Current analysis of oligosaccharides and other carbohydrates is limited in throughput and scope by the need for chromatographic/mass spectrometric (MS) technology2,3,4,5,6,7, which can take roughly an hour per sample, not to mention the necessity for expensive equipment, specialized columns and derivatizing agents, and expertise on the operation of this equipment8. Oligosaccharide linkages are particularly difficult to determine, requiring advanced MS9,10 or nuclear magnetic resonance (NMR) techniques11. Rapid optimization of synthesis of these oligosaccharides is thus limited by the throughput of this slow analytical step.
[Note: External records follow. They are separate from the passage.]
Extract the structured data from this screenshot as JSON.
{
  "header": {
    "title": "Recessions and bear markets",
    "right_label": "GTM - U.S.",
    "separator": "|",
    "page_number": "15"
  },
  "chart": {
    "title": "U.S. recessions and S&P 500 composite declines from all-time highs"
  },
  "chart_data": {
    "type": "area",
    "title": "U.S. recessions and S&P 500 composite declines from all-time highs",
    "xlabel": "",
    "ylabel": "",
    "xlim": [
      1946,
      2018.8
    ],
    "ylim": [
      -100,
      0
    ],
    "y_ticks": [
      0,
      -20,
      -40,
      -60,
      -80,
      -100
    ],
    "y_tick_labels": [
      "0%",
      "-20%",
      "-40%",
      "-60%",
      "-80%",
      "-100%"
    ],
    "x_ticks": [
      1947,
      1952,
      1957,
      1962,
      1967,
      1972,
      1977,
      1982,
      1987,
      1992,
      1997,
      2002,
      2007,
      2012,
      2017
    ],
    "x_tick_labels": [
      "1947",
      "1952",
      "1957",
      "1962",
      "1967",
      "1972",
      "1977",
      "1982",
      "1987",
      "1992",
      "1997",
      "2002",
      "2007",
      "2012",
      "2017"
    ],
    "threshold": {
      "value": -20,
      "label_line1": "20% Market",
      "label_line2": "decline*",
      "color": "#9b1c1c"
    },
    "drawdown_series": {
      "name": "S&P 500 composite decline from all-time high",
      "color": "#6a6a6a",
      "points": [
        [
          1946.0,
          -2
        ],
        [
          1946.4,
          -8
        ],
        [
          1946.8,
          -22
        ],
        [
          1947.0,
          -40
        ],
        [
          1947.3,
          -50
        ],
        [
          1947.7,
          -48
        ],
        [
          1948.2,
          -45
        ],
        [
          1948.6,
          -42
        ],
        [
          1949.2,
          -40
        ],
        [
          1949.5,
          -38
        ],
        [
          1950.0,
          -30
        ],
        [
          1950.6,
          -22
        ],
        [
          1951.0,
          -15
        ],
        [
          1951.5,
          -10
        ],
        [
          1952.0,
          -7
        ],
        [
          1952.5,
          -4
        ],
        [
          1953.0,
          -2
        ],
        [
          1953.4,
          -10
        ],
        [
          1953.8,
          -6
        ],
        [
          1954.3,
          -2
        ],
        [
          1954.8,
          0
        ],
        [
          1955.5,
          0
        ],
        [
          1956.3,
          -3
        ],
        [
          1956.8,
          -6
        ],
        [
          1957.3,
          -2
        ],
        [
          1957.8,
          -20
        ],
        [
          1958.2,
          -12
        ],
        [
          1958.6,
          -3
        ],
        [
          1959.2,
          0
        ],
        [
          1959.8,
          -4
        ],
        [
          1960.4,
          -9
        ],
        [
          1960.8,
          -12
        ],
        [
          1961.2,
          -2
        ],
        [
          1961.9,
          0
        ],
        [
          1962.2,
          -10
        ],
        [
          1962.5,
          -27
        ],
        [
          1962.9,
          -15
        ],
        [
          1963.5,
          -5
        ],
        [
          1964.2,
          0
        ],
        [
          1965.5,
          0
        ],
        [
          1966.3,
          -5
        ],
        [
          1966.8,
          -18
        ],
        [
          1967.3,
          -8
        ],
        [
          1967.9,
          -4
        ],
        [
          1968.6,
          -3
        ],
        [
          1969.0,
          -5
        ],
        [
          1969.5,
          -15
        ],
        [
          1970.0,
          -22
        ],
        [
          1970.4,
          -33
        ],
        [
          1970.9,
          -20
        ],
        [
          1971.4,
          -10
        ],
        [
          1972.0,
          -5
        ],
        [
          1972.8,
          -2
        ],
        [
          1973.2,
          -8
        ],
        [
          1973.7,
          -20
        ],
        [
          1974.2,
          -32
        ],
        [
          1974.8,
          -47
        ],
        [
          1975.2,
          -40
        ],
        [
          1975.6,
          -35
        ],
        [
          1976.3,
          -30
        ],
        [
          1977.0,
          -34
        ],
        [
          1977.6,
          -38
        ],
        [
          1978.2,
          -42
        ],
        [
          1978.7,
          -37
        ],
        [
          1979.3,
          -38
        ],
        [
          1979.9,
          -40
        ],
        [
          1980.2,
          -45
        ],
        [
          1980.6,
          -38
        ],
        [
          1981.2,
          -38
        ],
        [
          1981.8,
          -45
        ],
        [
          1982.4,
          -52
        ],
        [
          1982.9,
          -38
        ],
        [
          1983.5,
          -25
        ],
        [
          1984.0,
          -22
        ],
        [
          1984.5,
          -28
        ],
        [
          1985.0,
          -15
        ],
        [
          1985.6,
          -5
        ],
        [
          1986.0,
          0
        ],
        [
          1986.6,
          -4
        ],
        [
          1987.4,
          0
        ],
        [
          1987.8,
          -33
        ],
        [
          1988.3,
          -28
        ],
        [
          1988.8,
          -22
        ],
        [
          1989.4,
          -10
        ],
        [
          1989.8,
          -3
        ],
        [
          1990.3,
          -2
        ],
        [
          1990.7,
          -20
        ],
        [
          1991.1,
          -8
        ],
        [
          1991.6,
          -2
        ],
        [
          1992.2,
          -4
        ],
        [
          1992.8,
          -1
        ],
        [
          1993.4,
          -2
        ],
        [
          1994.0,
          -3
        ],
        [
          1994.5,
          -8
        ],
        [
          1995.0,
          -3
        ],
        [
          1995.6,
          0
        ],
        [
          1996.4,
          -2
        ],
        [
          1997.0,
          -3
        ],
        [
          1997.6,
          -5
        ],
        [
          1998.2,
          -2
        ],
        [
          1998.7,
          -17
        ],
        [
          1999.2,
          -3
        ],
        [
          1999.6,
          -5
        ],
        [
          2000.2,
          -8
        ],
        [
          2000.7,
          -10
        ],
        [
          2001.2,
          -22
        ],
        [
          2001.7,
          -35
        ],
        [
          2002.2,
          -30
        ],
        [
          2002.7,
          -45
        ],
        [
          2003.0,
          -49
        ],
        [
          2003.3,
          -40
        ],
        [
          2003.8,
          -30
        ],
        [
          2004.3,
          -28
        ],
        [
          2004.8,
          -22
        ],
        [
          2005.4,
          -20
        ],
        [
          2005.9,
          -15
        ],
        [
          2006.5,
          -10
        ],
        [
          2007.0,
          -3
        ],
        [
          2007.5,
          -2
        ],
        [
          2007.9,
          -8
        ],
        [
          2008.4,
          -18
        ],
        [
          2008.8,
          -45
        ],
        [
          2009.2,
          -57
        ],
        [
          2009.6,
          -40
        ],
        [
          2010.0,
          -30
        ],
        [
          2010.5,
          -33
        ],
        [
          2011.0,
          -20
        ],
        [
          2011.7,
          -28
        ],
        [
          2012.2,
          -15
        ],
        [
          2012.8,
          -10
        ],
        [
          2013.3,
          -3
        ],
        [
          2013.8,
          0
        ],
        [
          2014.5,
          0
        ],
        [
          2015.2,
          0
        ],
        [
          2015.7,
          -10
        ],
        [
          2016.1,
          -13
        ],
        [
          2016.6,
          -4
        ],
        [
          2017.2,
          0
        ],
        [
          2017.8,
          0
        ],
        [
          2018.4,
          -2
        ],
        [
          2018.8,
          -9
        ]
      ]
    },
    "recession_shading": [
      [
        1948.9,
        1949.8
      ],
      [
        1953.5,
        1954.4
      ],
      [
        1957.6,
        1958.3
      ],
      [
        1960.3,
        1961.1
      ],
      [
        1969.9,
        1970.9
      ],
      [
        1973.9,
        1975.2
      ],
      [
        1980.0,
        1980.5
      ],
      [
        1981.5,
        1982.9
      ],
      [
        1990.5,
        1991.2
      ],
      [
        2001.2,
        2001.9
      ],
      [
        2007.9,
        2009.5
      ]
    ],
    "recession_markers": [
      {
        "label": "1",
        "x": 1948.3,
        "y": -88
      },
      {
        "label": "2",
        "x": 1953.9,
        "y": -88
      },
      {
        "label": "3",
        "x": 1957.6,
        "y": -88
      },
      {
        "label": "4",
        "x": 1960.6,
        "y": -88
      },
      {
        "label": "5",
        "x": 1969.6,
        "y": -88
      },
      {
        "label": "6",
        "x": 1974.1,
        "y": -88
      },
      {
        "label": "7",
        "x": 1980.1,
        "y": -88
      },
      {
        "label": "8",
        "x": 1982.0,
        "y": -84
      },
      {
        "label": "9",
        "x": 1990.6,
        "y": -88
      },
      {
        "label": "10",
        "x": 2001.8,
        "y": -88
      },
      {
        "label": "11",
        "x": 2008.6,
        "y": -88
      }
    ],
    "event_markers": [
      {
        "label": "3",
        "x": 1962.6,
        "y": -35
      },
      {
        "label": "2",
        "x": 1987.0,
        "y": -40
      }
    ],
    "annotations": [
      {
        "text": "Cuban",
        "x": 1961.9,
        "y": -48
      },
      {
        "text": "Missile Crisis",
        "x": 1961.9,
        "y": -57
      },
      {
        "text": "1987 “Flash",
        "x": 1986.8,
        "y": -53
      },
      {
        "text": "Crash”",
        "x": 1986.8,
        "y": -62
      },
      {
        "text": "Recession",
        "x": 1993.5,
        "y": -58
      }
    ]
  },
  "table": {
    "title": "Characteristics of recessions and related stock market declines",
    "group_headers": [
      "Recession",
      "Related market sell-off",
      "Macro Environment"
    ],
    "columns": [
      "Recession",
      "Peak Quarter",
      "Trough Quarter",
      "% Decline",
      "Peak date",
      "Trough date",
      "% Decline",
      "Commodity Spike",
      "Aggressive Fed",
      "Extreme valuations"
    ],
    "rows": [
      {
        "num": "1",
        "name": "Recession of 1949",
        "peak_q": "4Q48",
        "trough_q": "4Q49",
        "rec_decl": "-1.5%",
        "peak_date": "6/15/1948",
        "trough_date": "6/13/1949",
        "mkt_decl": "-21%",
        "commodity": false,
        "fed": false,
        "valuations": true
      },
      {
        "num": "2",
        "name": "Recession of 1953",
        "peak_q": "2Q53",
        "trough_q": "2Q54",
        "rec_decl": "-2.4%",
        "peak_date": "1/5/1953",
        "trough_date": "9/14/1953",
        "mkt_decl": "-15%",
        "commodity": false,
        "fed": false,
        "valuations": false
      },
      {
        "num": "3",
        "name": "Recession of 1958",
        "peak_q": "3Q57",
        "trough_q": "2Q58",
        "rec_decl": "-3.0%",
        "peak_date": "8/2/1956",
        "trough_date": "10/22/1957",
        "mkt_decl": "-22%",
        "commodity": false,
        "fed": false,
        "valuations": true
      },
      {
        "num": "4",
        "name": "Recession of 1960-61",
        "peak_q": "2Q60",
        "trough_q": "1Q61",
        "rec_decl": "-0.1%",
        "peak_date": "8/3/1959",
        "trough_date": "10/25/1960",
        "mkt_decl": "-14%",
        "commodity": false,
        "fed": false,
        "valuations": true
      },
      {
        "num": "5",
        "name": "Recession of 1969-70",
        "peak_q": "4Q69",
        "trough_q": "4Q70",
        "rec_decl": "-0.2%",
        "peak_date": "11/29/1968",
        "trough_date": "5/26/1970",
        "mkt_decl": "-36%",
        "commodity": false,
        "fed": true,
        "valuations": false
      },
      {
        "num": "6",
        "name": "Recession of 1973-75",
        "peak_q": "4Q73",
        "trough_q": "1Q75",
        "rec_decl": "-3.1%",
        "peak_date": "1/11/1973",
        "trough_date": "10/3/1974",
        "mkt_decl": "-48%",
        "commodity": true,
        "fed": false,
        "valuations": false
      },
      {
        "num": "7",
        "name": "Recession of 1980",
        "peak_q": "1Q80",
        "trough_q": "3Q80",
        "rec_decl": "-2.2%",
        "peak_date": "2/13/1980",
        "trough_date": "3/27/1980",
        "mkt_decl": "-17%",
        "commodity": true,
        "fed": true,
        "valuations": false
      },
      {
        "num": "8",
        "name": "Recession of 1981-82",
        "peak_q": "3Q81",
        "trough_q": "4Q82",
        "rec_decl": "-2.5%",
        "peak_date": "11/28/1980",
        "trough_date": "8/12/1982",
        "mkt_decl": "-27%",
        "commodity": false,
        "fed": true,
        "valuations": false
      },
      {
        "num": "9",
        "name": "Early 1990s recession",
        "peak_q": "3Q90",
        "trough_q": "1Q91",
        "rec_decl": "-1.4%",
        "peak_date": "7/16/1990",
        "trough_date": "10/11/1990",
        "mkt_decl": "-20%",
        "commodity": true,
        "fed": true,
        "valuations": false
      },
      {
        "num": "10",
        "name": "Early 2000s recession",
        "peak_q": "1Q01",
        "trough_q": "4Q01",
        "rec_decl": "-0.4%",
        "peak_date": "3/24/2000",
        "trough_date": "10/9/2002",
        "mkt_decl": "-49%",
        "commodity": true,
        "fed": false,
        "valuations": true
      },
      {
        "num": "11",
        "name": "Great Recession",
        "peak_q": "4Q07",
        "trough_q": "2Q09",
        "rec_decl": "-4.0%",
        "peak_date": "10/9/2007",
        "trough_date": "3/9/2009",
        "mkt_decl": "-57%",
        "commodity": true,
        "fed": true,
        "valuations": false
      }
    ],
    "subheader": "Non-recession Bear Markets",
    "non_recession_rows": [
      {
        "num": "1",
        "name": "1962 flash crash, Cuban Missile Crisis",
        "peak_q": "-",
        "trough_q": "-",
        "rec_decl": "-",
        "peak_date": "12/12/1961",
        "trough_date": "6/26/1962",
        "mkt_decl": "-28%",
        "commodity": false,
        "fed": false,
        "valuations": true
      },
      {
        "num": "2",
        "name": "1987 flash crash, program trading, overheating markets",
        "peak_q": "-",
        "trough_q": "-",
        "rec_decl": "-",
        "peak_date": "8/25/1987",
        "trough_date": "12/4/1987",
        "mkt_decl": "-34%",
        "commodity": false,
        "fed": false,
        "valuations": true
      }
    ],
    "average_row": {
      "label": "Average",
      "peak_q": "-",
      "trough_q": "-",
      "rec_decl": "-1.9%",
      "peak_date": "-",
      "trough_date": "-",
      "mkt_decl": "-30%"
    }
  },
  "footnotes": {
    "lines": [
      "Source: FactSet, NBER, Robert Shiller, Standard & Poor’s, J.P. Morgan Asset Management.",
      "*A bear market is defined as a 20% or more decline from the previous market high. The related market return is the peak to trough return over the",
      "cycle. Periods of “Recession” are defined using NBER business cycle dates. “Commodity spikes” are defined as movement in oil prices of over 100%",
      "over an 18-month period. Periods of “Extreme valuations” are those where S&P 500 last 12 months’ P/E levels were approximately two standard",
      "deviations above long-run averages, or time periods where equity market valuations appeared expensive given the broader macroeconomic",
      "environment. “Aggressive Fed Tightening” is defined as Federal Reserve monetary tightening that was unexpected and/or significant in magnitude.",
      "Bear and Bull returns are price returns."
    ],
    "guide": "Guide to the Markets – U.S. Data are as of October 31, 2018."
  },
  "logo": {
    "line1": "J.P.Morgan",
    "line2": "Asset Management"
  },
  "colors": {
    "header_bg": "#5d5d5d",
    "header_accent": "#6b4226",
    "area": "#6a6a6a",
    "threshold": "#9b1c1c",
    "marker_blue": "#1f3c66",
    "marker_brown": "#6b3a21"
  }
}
In this study, we demonstrate linkage-specific detection of fucosylated trisaccharide lactose-based HMOs, focusing on 2’-fucosyllactose (2’-FL) that is the most abundant HMO in human milk, using a genetically encoded Escherichia coli whole cell biosensor with a limit of detection at 4 mg/L. An important feature of this biosensor is its ability to distinguish between isomeric trisaccharides. The design principle is based on the expression of specific fucosidases in E. coli that liberate lactose from HMOs, the presence of which is detected by the lac operon, which in turn generates a fluorescent signal. We achieve this by building a two-plasmid system, one harboring the linkage-specific fucosidase and the other a fluorescent reporter protein. This biosensor platform is suitable for high-throughput screening by flow cytometry or micro-plate reader. We also demonstrate the utilization of the biosensor in quantifying 2’-FL produced by an engineered strain12. Within this study, we also present three strategies on selective removal of lactose that can result in false positive signal from the biosensor, given that the engineered producer strain is grown on lactose.
Taken together, the genetically encoded biosensors allow us to detect and quantify HMOs in a linkage-specific manner, which is difficult even with chromatographic, MS, or NMR techniques. Due to its high throughput and ease of use, this method should have widespread applications in the metabolic engineering and synthesis of HMOs.